In the party line world, that answer could vary. Perhaps Doris Day isn’t at home, so Rock Hudson answers (ignoring the “distinctive ring” feature that indicated that the call was for Doris). This might be helpful if you’re the woman who lives next to Homer Benedict, but it could be disastrous if you’re trying to reach Doris Day and you reach Rock Hudson instead.

In the family line world, there was less variability – you’d usually have someone answer who was a member of a particular household. What would usually happen, however, is that the intended recipient of the call would NOT be the one to answer. Often dad would answer the phone, only to receive yet another call for his popular teenage daughter.

In the personal line world, the phone is usually answered by one person. If I dial a particular number, then I expect that a single person will answer that phone, and I will get flustered when someone else answers it.

These things have changed over the years, and we have had to change our behavior and our expectations accordingly.

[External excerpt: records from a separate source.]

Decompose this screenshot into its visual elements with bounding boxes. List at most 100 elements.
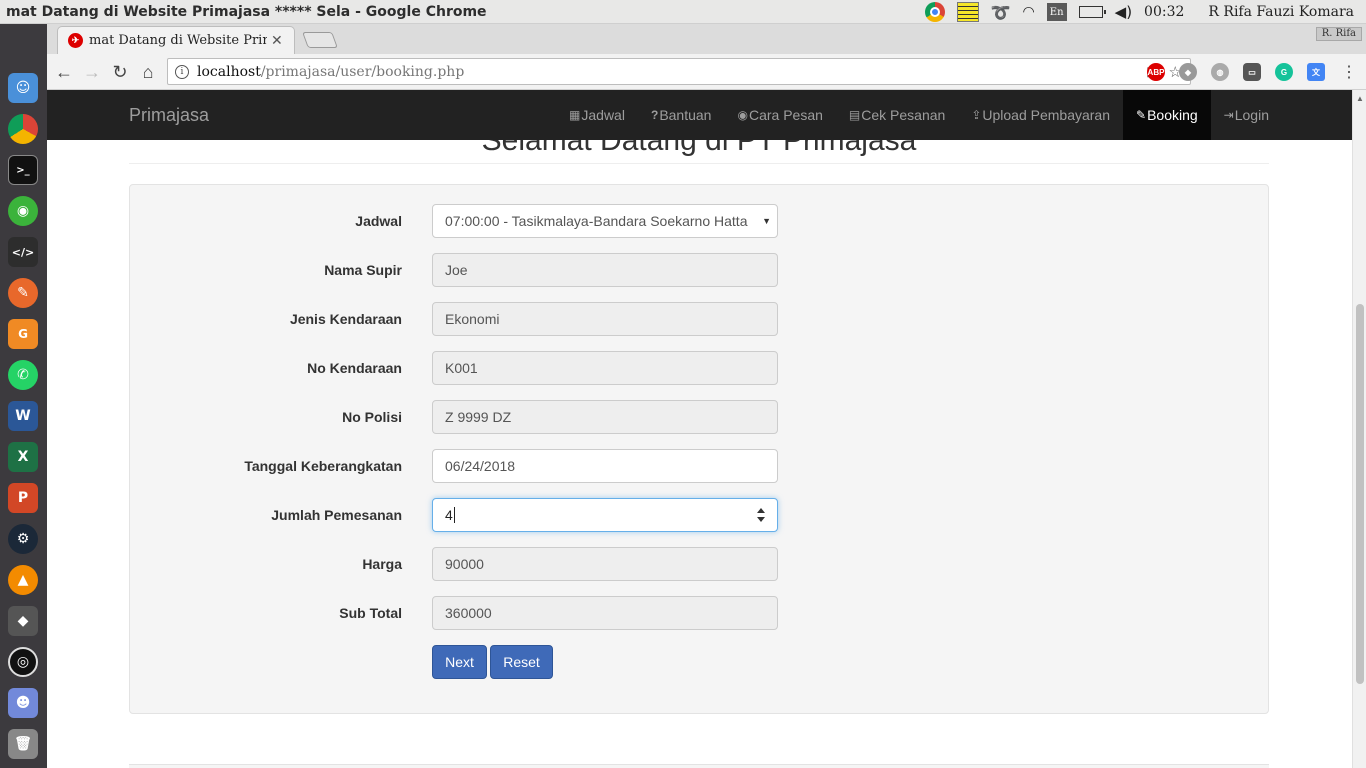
forward-arrow-icon[interactable]: →	[80, 60, 104, 84]
steam-icon[interactable]: ⚙	[8, 524, 38, 554]
reset-button[interactable]: Reset	[490, 645, 553, 679]
reload-icon[interactable]: ↻	[108, 60, 132, 84]
discord-icon[interactable]: ☻	[8, 688, 38, 718]
table-icon: ▤	[848, 108, 861, 122]
profile-badge[interactable]: R. Rifa	[1315, 27, 1362, 41]
powerpoint-icon[interactable]: P	[8, 483, 38, 513]
pdf-icon[interactable]: G	[8, 319, 38, 349]
form-row-jadwal: Jadwal 07:00:00 - Tasikmalaya-Bandara So…	[130, 204, 1270, 238]
nav-item-bantuan[interactable]: ? Bantuan	[638, 90, 725, 140]
nav-item-jadwal[interactable]: ▦ Jadwal	[556, 90, 638, 140]
url-text[interactable]: localhost/primajasa/user/booking.php	[197, 64, 464, 80]
nav-item-booking[interactable]: ✎ Booking	[1123, 90, 1211, 140]
form-row-harga: Harga 90000	[130, 547, 1270, 581]
grammarly-icon[interactable]: G	[1275, 63, 1293, 81]
home-icon[interactable]: ⌂	[136, 60, 160, 84]
menu-icon[interactable]: ⋮	[1337, 60, 1361, 84]
form-row-tanggal: Tanggal Keberangkatan 06/24/2018	[130, 449, 1270, 483]
subtotal-field[interactable]: 360000	[432, 596, 778, 630]
info-icon[interactable]: i	[175, 64, 189, 79]
finder-icon[interactable]: ☺	[8, 73, 38, 103]
edit-icon: ✎	[1136, 108, 1147, 122]
page-scrollbar[interactable]: ▲	[1352, 90, 1366, 768]
code-editor-icon[interactable]: </>	[8, 237, 38, 267]
sync-tray-icon[interactable]: ➰	[991, 3, 1011, 22]
launcher-dock: ☺ >_ ◉ </> ✎ G ✆ W X P ⚙ ▲ ◆ ◎ ☻ 🗑	[0, 24, 47, 768]
battery-icon[interactable]	[1078, 6, 1106, 18]
obs-icon[interactable]: ◎	[8, 647, 38, 677]
supir-label: Nama Supir	[324, 262, 402, 278]
site-navbar: Primajasa ▦ Jadwal ? Bantuan ◉ Cara Pesan ▤…	[47, 90, 1352, 140]
trash-icon[interactable]: 🗑	[8, 729, 38, 759]
no-polisi-label: No Polisi	[342, 409, 402, 425]
android-icon[interactable]: ◉	[8, 196, 38, 226]
jadwal-select[interactable]: 07:00:00 - Tasikmalaya-Bandara Soekarno …	[432, 204, 778, 238]
no-polisi-field[interactable]: Z 9999 DZ	[432, 400, 778, 434]
jumlah-value: 4	[445, 507, 453, 523]
adblock-icon[interactable]: ABP	[1147, 63, 1165, 81]
clock[interactable]: 00:32	[1144, 4, 1184, 20]
browser-tab[interactable]: ✈ mat Datang di Website Primajasa ✕	[57, 26, 295, 54]
eye-icon: ◉	[737, 108, 748, 122]
chrome-icon[interactable]	[8, 114, 38, 144]
form-row-subtotal: Sub Total 360000	[130, 596, 1270, 630]
new-tab-button[interactable]	[302, 32, 338, 48]
pencil-icon[interactable]: ✎	[8, 278, 38, 308]
vlc-icon[interactable]: ▲	[8, 565, 38, 595]
nav-item-cek-pesanan[interactable]: ▤ Cek Pesanan	[836, 90, 958, 140]
keyboard-layout-indicator[interactable]: En	[1046, 3, 1067, 21]
no-kendaraan-field[interactable]: K001	[432, 351, 778, 385]
terminal-icon[interactable]: >_	[8, 155, 38, 185]
chrome-tray-icon[interactable]	[924, 2, 945, 22]
scroll-up-icon[interactable]: ▲	[1356, 94, 1364, 103]
word-icon[interactable]: W	[8, 401, 38, 431]
jadwal-label: Jadwal	[355, 213, 402, 229]
subtotal-label: Sub Total	[339, 605, 402, 621]
google-translate-icon[interactable]: 文	[1307, 63, 1325, 81]
excel-icon[interactable]: X	[8, 442, 38, 472]
text-cursor	[453, 507, 455, 523]
tab-title: mat Datang di Website Primajasa	[89, 33, 267, 48]
jenis-kendaraan-field[interactable]: Ekonomi	[432, 302, 778, 336]
tanggal-keberangkatan-field[interactable]: 06/24/2018	[432, 449, 778, 483]
back-arrow-icon[interactable]: ←	[52, 60, 76, 84]
chat-icon[interactable]: ▭	[1243, 63, 1261, 81]
nav-item-upload-pembayaran[interactable]: ⇪ Upload Pembayaran	[958, 90, 1123, 140]
harga-field[interactable]: 90000	[432, 547, 778, 581]
user-name[interactable]: R Rifa Fauzi Komara	[1208, 4, 1354, 20]
chevron-down-icon: ▼	[762, 216, 771, 226]
question-icon: ?	[650, 108, 659, 122]
brand-link[interactable]: Primajasa	[129, 105, 209, 126]
supir-field[interactable]: Joe	[432, 253, 778, 287]
calendar-icon: ▦	[569, 108, 581, 122]
address-bar[interactable]: i localhost/primajasa/user/booking.php ⊞…	[167, 58, 1191, 85]
system-tray: ➰ ◠ En ◀) 00:32 R Rifa Fauzi Komara	[924, 0, 1366, 24]
extension-icon[interactable]: ◆	[1179, 63, 1197, 81]
os-top-panel: mat Datang di Website Primajasa ***** Se…	[0, 0, 1366, 24]
whatsapp-icon[interactable]: ✆	[8, 360, 38, 390]
next-button[interactable]: Next	[432, 645, 487, 679]
tab-strip: ✈ mat Datang di Website Primajasa ✕ R. R…	[47, 24, 1366, 54]
notes-tray-icon[interactable]	[956, 2, 979, 22]
booking-form: Jadwal 07:00:00 - Tasikmalaya-Bandara So…	[129, 184, 1269, 714]
wifi-icon[interactable]: ◠	[1022, 4, 1034, 20]
nav-item-login[interactable]: ⇥ Login	[1211, 90, 1282, 140]
nav-menu: ▦ Jadwal ? Bantuan ◉ Cara Pesan ▤ Cek Pesana…	[556, 90, 1282, 140]
nav-item-cara-pesan[interactable]: ◉ Cara Pesan	[724, 90, 835, 140]
jumlah-pemesanan-input[interactable]: 4	[432, 498, 778, 532]
page-viewport: Primajasa ▦ Jadwal ? Bantuan ◉ Cara Pesan ▤…	[47, 90, 1352, 768]
page-heading: Selamat Datang di PT Primajasa	[129, 140, 1269, 164]
apple-icon[interactable]	[8, 32, 38, 62]
close-icon[interactable]: ✕	[271, 32, 283, 49]
unity-icon[interactable]: ◆	[8, 606, 38, 636]
form-row-no-kendaraan: No Kendaraan K001	[130, 351, 1270, 385]
volume-icon[interactable]: ◀)	[1115, 3, 1132, 21]
form-row-no-polisi: No Polisi Z 9999 DZ	[130, 400, 1270, 434]
page-title: Selamat Datang di PT Primajasa	[481, 140, 917, 157]
scrollbar-thumb[interactable]	[1356, 304, 1364, 684]
form-row-jumlah: Jumlah Pemesanan 4	[130, 498, 1270, 532]
number-stepper-icon[interactable]	[757, 508, 765, 522]
harga-label: Harga	[362, 556, 402, 572]
globe-icon[interactable]: ◍	[1211, 63, 1229, 81]
no-kendaraan-label: No Kendaraan	[307, 360, 402, 376]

Sometimes we get confused – what happens if you call me and ask for my wife, forgetting that you are calling me on my mobile phone and my wife is in another county? Or what happens when a teenage boy calls that cute teenage girl – but he mistakenly calls her on her home line and her dad answers?

But the “who will answer the phone” question is just one of many questions that has resulted from these changes in phone number ownership. What issues do you encounter because of this?